La rivista è pensata come laboratorio culturale e politico-sperimentale attraverso il quale spostare il tema del rapporto tra interno ed esterno disciplinare verso un territorio di appartenenza proiettato oltre l’architettura stessa, ma ad essa necessario. Ciò rielaborando la nozione di “ambiente” che richiama idealmente l’Umwelt husserliano, la cui fenomenologia è condizione per ridefinirne il significato in architettura nei termini di “recinto” costituito dai “materiali” già formati e immanenti della progettazione. Questa operazione critica si sviluppa innanzitutto attraverso una specifica narrazione, trasmissibile mediante una collezione articolata di temi monografici. Essi vengono affrontati per dotare di senso tali materiali come insieme, quindi nei termini di uno schieramento teoretico caratteristico della fase post-ricostruzione, compagine in cui il dibattito disciplinare ha raggiunto in Italia il suo apice ideologico. Inoltre essendo l’“ambiente” un fatto fisico-concreto, esso va riletto come contesto costituito da ‘cose’ originate dall’interpretazione progettuale di quegli stessi materiali, storia dell’architettura inclusa, intesa anche come forma di comparazione antropologica, quindi con un richiamo sotteso al modello epistemologico elaborato da Aby Warburg per la storia dell’Arte del Rinascimento.

Ma “Rassegna” Recinti è anche una metafora di un territorio ideologico da difendere, includendo ed escludendo da esso in maniera molto precisa quali “materiali” vi si ammettono e quali no. Essa rappresenta il tentativo di legare le dimensioni mitiche dell’origine e della lunga durata con quella epica della tradizione della modernità con l’intento di travalicare i limiti spaziali e teorici dell’Architettura della città (Rossi 1966): “[…] architettura dell’ambiente significa […] proporre una diversa nozione metodologica, sia a livello della lettura critica che […] progettuale, unitaria alle varie scale d’intervento […] (Gregotti 1979, 6)[4].
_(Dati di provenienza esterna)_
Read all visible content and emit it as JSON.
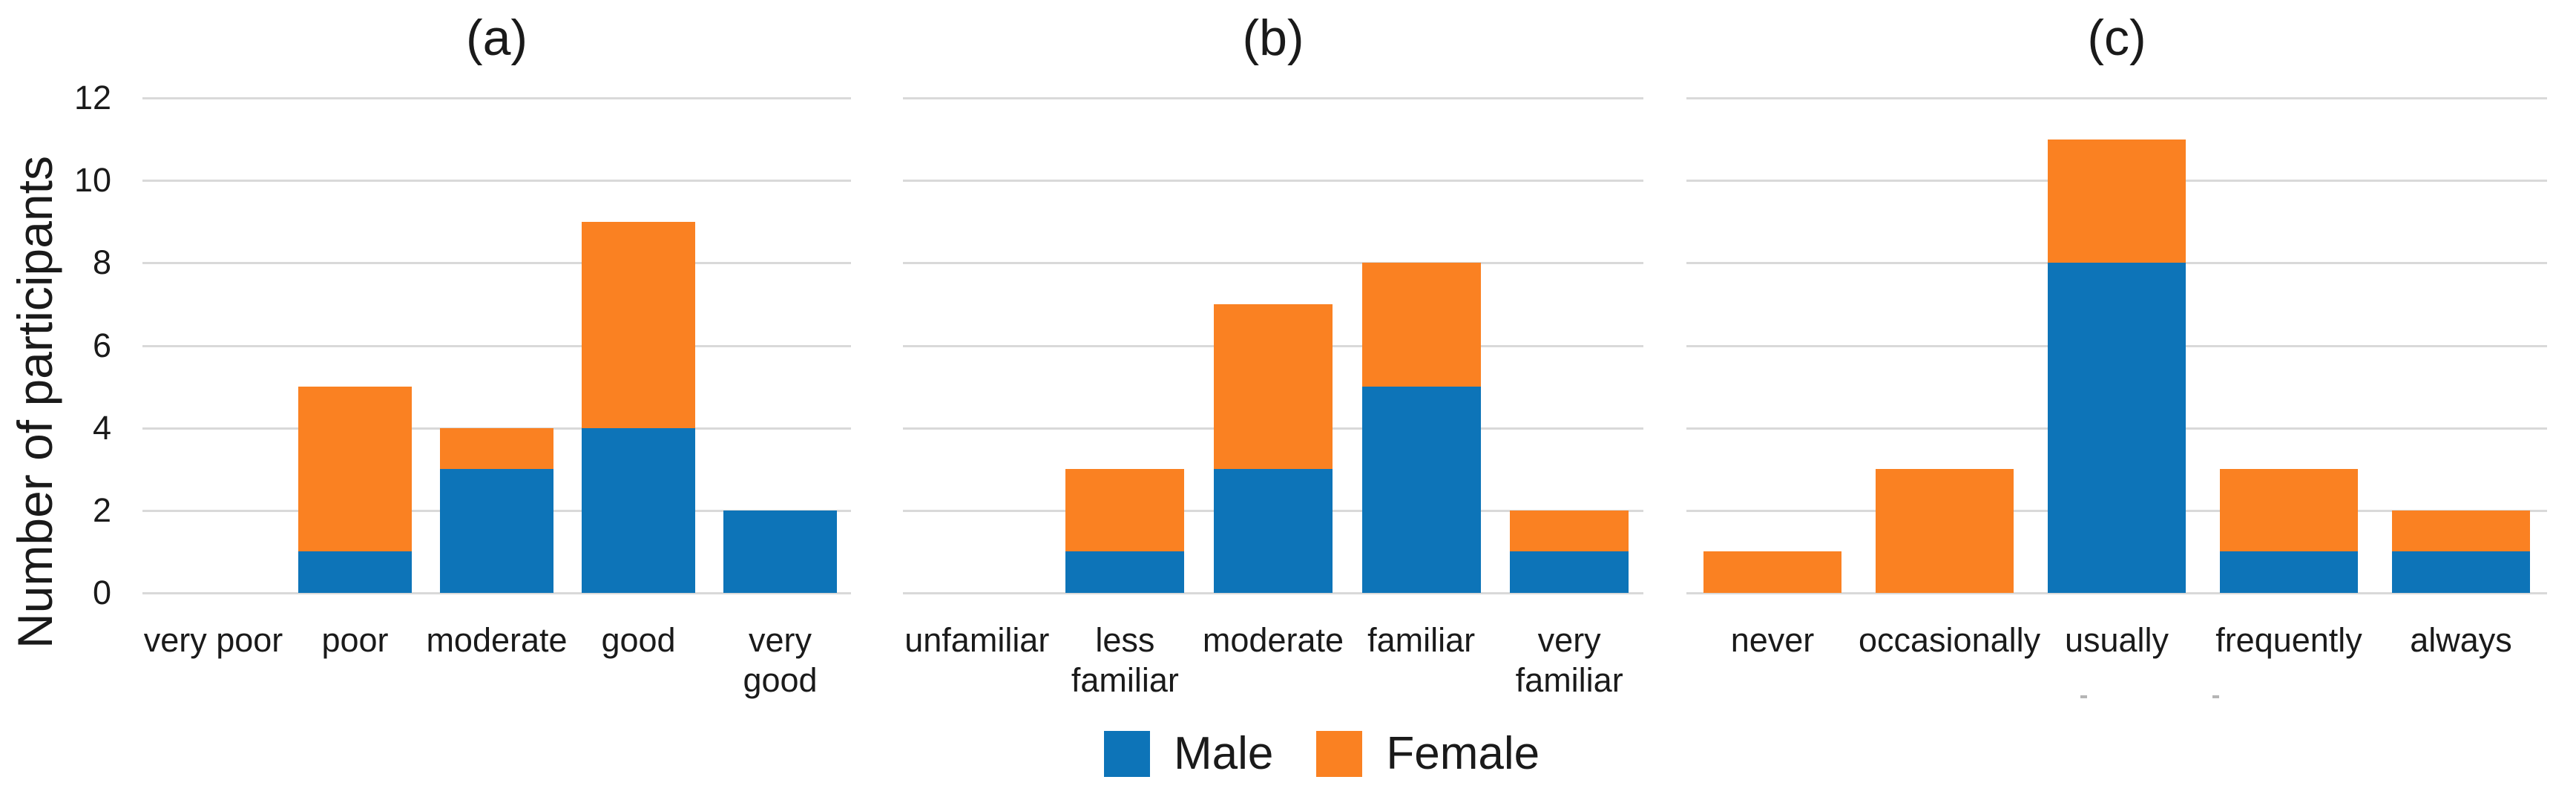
{
  "figure": {
    "y_axis_title": "Number of participants",
    "y_ticks": [
      "0",
      "2",
      "4",
      "6",
      "8",
      "10",
      "12"
    ],
    "y_max": 12,
    "legend": [
      {
        "label": "Male",
        "color": "#0d74b8"
      },
      {
        "label": "Female",
        "color": "#fa8122"
      }
    ],
    "colors": {
      "male": "#0d74b8",
      "female": "#fa8122",
      "gridline": "#d9d9d9",
      "text": "#1a1a1a"
    }
  },
  "chart_data": [
    {
      "type": "bar",
      "stacked": true,
      "title": "(a)",
      "xlabel": "",
      "ylabel": "Number of participants",
      "ylim": [
        0,
        12
      ],
      "grid": true,
      "gridlines": [
        0,
        2,
        4,
        6,
        8,
        10,
        12
      ],
      "legend_position": "bottom",
      "categories": [
        "very poor",
        "poor",
        "moderate",
        "good",
        "very good"
      ],
      "display_labels": [
        "very poor",
        "poor",
        "moderate",
        "good",
        "very good"
      ],
      "series": [
        {
          "name": "Male",
          "color": "#0d74b8",
          "values": [
            0,
            1,
            3,
            4,
            2
          ]
        },
        {
          "name": "Female",
          "color": "#fa8122",
          "values": [
            0,
            4,
            1,
            5,
            0
          ]
        }
      ],
      "totals": [
        0,
        5,
        4,
        9,
        2
      ]
    },
    {
      "type": "bar",
      "stacked": true,
      "title": "(b)",
      "xlabel": "",
      "ylabel": "Number of participants",
      "ylim": [
        0,
        12
      ],
      "grid": true,
      "gridlines": [
        0,
        2,
        4,
        6,
        8,
        10,
        12
      ],
      "legend_position": "bottom",
      "categories": [
        "unfamiliar",
        "less familiar",
        "moderate",
        "familiar",
        "very familiar"
      ],
      "display_labels": [
        "unfamiliar",
        "less\nfamiliar",
        "moderate",
        "familiar",
        "very\nfamiliar"
      ],
      "series": [
        {
          "name": "Male",
          "color": "#0d74b8",
          "values": [
            0,
            1,
            3,
            5,
            1
          ]
        },
        {
          "name": "Female",
          "color": "#fa8122",
          "values": [
            0,
            2,
            4,
            3,
            1
          ]
        }
      ],
      "totals": [
        0,
        3,
        7,
        8,
        2
      ]
    },
    {
      "type": "bar",
      "stacked": true,
      "title": "(c)",
      "xlabel": "",
      "ylabel": "Number of participants",
      "ylim": [
        0,
        12
      ],
      "grid": true,
      "gridlines": [
        0,
        2,
        4,
        6,
        8,
        10,
        12
      ],
      "legend_position": "bottom",
      "categories": [
        "never",
        "occasionally",
        "usually",
        "frequently",
        "always"
      ],
      "display_labels": [
        "never",
        "occasionally",
        "usually",
        "frequently",
        "always"
      ],
      "series": [
        {
          "name": "Male",
          "color": "#0d74b8",
          "values": [
            0,
            0,
            8,
            1,
            1
          ]
        },
        {
          "name": "Female",
          "color": "#fa8122",
          "values": [
            1,
            3,
            3,
            2,
            1
          ]
        }
      ],
      "totals": [
        1,
        3,
        11,
        3,
        2
      ]
    }
  ]
}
“Rassegna” come progetto di cultura “totale” comunica i propri contenuti attraverso alla sua innovativa e ricercata veste grafica che ne riassume al contempo il codice di traduzione e la matrice relazionale in cui le immagini si ‘parlano’ tra loro: autonomia ed eteronomia della cultura del progetto, spazio dell’interno disciplinare e linguaggio nella sua espressione sintetica di una “Lebenswelt” come “semplicità autentica che sempre viene perduta e che sempre deve essere ritrovata” (Paci 1957) sono gli operatori fondamentali che, numero dopo numero, costituiscono le 76 declinazioni del dispositivo “Rassegna”. La sofisticata formula ‘teoretica-iconografica’ con cui la rivista viene progettata è basata su di un principio di organizzazione speculare del discorso verbale con quello figurativo. I numeri di “Rassegna” sono infatti delle monografie fatte di comparazioni tra parole e cose, in cui coesistono, quali mondi simmetrici e con diversi gradi di interconnessione, i testi degli autori e gli elaborati saggi per immagini che scaturiscono dalle sequenze di disegni e fotografie coniugate tra loro da corrispondenze e relazioni. Sono intenzioni progettuali che costruiscono, con gradi crescenti di autonomia, una specifica figurazione, caratterizzata e identificante. Rassegna è una macchina per pensare che esprime attraverso la sua identità visiva il paradosso del riflettere sull’architettura grazie al progetto grafico. La sua griglia tipografica – che richiama la rigorosa metodologia della Neue Graphik di Joseph Müller-Brockmann – viene continuamente esplosa, interrotta. Così dal reticolo tracciato dal duo Cerri-Neeff emergono discontinuità che sono l’esito delle scelte strategiche di una morfologia della comunicazione. L’idea della macchina visiva che sa essere al contempo coerente e anticonformista, formula e metalinguaggio, si percepisce nella lettura della rivista come una sorta di basso continuo, pur restando invisibile.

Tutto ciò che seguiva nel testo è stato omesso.